Artwork: The Future of Orchids: Conservation and Collaboration

 By Marisa Scalera, Landscape Architect

  Come see this unique commissioned artwork alongside many of the plants that inspired it in The Future of Orchids: Conservation and Collaboration, open from Jan. 27 through April 28, 2024, in the Kogod Courtyard of the Smithsonian American Art Museum and National Portrait Gallery.

 The future of orchids is lush, bold, inspiring, and something that we can realize together. This year’s orchid exhibit, The Future of Orchids: Conservation and Collaboration, takes visitors on a deep dive into the weird and wild world of orchids, highlighting large-scale artworks that invite visitors to imagine the future of orchids, and sharing how we can all work together for orchid conservation.

3-D imaging of a Smithsonian Gardens orchid. Hannele Lahti, photographer.

With an estimated 30,000 species, the Orchidaceae family is one of the largest and most diverse families in the plant kingdom.  Orchids’ clever adaptations include bright colors, showy patterns, and unexpected forms that entice pollinators, foster genetic diversity, and improve the plants’ ability to survive.  As each species has adapted to its unique habitat and pollinators, the orchid family has grown to include wildly varying species: everything from Angraecum magdalanae which emits a spicy fragrance at night to attract nocturnal hawk moths, to Bulbophyllum phalaenopsis with its gargantuan seven-foot-long leaves and stinky flowers that smell like rotting meat to attract flies for pollination.
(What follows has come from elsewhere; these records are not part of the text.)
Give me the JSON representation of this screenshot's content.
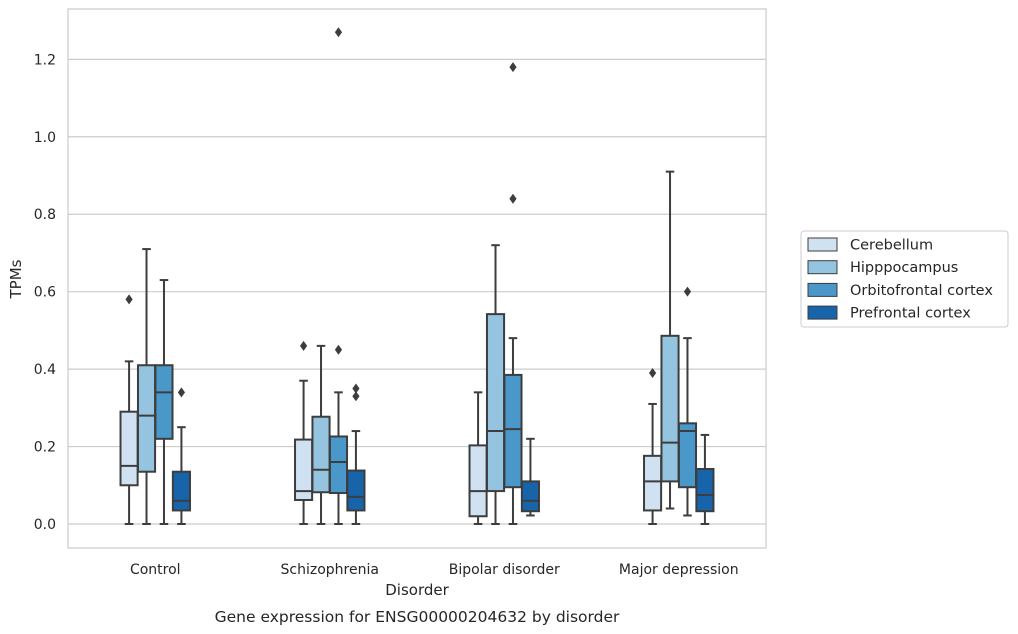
{
  "chart_data": {
    "type": "box",
    "caption": "Gene expression for ENSG00000204632 by disorder",
    "xlabel": "Disorder",
    "ylabel": "TPMs",
    "ylim": [
      -0.062,
      1.33
    ],
    "yticks": [
      0.0,
      0.2,
      0.4,
      0.6,
      0.8,
      1.0,
      1.2
    ],
    "ytick_labels": [
      "0.0",
      "0.2",
      "0.4",
      "0.6",
      "0.8",
      "1.0",
      "1.2"
    ],
    "grid": "horizontal",
    "legend_position": "right",
    "categories": [
      "Control",
      "Schizophrenia",
      "Bipolar disorder",
      "Major depression"
    ],
    "series": [
      {
        "name": "Cerebellum",
        "color": "#d0e1f2",
        "boxes": [
          {
            "whisker_low": 0.0,
            "q1": 0.1,
            "median": 0.15,
            "q3": 0.29,
            "whisker_high": 0.42,
            "outliers": [
              0.58
            ]
          },
          {
            "whisker_low": 0.0,
            "q1": 0.062,
            "median": 0.085,
            "q3": 0.218,
            "whisker_high": 0.37,
            "outliers": [
              0.46
            ]
          },
          {
            "whisker_low": 0.0,
            "q1": 0.02,
            "median": 0.085,
            "q3": 0.203,
            "whisker_high": 0.34,
            "outliers": []
          },
          {
            "whisker_low": 0.0,
            "q1": 0.035,
            "median": 0.11,
            "q3": 0.176,
            "whisker_high": 0.31,
            "outliers": [
              0.39
            ]
          }
        ]
      },
      {
        "name": "Hipppocampus",
        "color": "#94c4df",
        "boxes": [
          {
            "whisker_low": 0.0,
            "q1": 0.135,
            "median": 0.28,
            "q3": 0.41,
            "whisker_high": 0.71,
            "outliers": []
          },
          {
            "whisker_low": 0.0,
            "q1": 0.082,
            "median": 0.14,
            "q3": 0.277,
            "whisker_high": 0.46,
            "outliers": []
          },
          {
            "whisker_low": 0.0,
            "q1": 0.085,
            "median": 0.24,
            "q3": 0.542,
            "whisker_high": 0.72,
            "outliers": []
          },
          {
            "whisker_low": 0.04,
            "q1": 0.11,
            "median": 0.21,
            "q3": 0.486,
            "whisker_high": 0.91,
            "outliers": []
          }
        ]
      },
      {
        "name": "Orbitofrontal cortex",
        "color": "#4a98c9",
        "boxes": [
          {
            "whisker_low": 0.0,
            "q1": 0.22,
            "median": 0.34,
            "q3": 0.41,
            "whisker_high": 0.63,
            "outliers": []
          },
          {
            "whisker_low": 0.0,
            "q1": 0.08,
            "median": 0.16,
            "q3": 0.226,
            "whisker_high": 0.34,
            "outliers": [
              0.45,
              1.27
            ]
          },
          {
            "whisker_low": 0.0,
            "q1": 0.095,
            "median": 0.245,
            "q3": 0.385,
            "whisker_high": 0.48,
            "outliers": [
              0.84,
              1.18
            ]
          },
          {
            "whisker_low": 0.022,
            "q1": 0.095,
            "median": 0.24,
            "q3": 0.26,
            "whisker_high": 0.48,
            "outliers": [
              0.6
            ]
          }
        ]
      },
      {
        "name": "Prefrontal cortex",
        "color": "#1764ab",
        "boxes": [
          {
            "whisker_low": 0.0,
            "q1": 0.035,
            "median": 0.06,
            "q3": 0.135,
            "whisker_high": 0.25,
            "outliers": [
              0.34
            ]
          },
          {
            "whisker_low": 0.0,
            "q1": 0.035,
            "median": 0.07,
            "q3": 0.138,
            "whisker_high": 0.24,
            "outliers": [
              0.33,
              0.35
            ]
          },
          {
            "whisker_low": 0.022,
            "q1": 0.033,
            "median": 0.06,
            "q3": 0.11,
            "whisker_high": 0.22,
            "outliers": []
          },
          {
            "whisker_low": 0.0,
            "q1": 0.033,
            "median": 0.075,
            "q3": 0.142,
            "whisker_high": 0.23,
            "outliers": []
          }
        ]
      }
    ]
  },
  "colors": {
    "box_edge": "#3d3d3d",
    "grid": "#cccccc",
    "axes_edge": "#cccccc",
    "text": "#262626"
  }
}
 One of the exhibit’s most unique features had SG staff collaborating with the Smithsonian’s Digitization Program Office (DPO) to capture fleeting details of these one-of-a-kind living collection items.  The DPO team worked with SG’s Living Collections team to create 3D scans of ten orchids from SG’s Orchid Collection.  These 3D scans now serve as a permanent record of an ephemeral moment in time, a way to observe orchids’ morphological structures long after their blooms have wilted and to track the condition of these plants and their evolution over time.